Proprio in queste ore, è negli Stati Uniti la presidente dell'isola, Tsai Ing-wen, nel suo primo stop-over in territorio statunitense sulla via per i Caraibi, dove nei prossimi giorni sarà in visita in quattro dei 17 alleati diplomatici su cui Taipei può ancora contare (Saint Vincent and Greandines, Saint Lucia, Saint Kitts and Nevis e Haiti).
"La nostra democrazia non è arrivata facilmente", ha detto Tsai all'arrivo a New York, "e sta ora affrontando minacce e infiltrazioni da forze straniere", in un velato riferimento alla Cina. Pechino non fa mistero di puntare alla riunificazione, anche ricorrendo alla forza militare. E si oppone apertamente anche agli stop-over della presidente di Taiwan negli Usa in occasione dei suoi viaggi tra gli alleati diplomatici nei Caraibi (sulla via del ritorno farà scalo a Denver).
Un sostegno mai interrotto
Pur non essendo tecnicamente un alleato diplomatico, dopo il riconoscimento della Repubblica Popolare Cinese nel 1979, gli Stati Uniti non hanno mai interrotto il sostegno a Taiwan, anche con la vendita di armi, che irrita fortemente Pechino e per la quale non è stato stabilito un termine.
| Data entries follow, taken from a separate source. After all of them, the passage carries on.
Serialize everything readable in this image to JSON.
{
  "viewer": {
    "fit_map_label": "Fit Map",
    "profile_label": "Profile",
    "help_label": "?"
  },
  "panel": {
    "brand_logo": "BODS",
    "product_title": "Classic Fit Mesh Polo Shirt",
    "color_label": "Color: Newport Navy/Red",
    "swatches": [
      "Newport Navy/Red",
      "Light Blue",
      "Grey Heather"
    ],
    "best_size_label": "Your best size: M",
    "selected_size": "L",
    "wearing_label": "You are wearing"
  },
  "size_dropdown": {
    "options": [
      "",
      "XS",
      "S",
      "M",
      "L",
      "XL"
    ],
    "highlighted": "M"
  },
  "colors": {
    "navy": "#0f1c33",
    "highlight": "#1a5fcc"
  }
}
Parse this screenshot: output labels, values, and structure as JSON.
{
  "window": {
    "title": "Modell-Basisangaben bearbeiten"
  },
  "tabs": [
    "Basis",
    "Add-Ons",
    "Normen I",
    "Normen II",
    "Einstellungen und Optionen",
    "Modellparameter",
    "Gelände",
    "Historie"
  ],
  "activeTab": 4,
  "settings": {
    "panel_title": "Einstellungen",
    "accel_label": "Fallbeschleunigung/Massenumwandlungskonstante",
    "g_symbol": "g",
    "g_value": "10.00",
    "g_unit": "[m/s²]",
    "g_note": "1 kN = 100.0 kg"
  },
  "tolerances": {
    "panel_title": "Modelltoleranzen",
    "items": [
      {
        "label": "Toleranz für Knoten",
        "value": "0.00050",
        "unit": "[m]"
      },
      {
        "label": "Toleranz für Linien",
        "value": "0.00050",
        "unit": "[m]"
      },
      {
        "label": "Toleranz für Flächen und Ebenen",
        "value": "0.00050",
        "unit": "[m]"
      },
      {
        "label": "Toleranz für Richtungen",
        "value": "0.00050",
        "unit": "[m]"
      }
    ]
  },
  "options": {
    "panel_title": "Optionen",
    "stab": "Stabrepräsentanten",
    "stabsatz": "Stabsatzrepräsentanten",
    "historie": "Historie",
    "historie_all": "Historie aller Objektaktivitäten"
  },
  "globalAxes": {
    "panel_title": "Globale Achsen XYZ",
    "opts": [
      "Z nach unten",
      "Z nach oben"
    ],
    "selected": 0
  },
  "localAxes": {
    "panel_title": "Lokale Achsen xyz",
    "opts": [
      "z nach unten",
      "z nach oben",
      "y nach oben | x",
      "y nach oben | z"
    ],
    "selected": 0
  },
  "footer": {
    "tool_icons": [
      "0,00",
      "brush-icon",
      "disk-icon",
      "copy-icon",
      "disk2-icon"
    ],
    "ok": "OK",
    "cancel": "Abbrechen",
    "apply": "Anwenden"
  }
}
In particolare, da quando alla Casa Bianca si è insediato Donald Trump, i rapporti tra Washington e Taipei sono aumentati, assieme alle vendite di armi: la presidente di Taiwan, in cerca di un secondo mandato alle presidenziali del 2020, ha espresso gratitudine e apprezzamento verso gli Stati Uniti, via Twitter, per l'approvazione dell'ultimo pacchetto di armamenti.
Pechino, invece, vede con sospetto Tsai, che non ha mai riconosciuto pubblicamente il principio dell'unica Cina, fondamentale per la Cina per regolare le relazioni con Taiwan, e negli ultimi anni ha sottratto quattro alleati diplomatici all'isola: Panama e Repubblica Domenicana in America centrale, e Burkina Faso e Sao Tomè and Principe in Africa, dove anche il Gambia è tornato a riconoscere formalmente Pechino all'inizio del 2016, lasciando solo lo eSwatini, ex Swaziland, come unico alleato diplomatico di Taipei nel continente).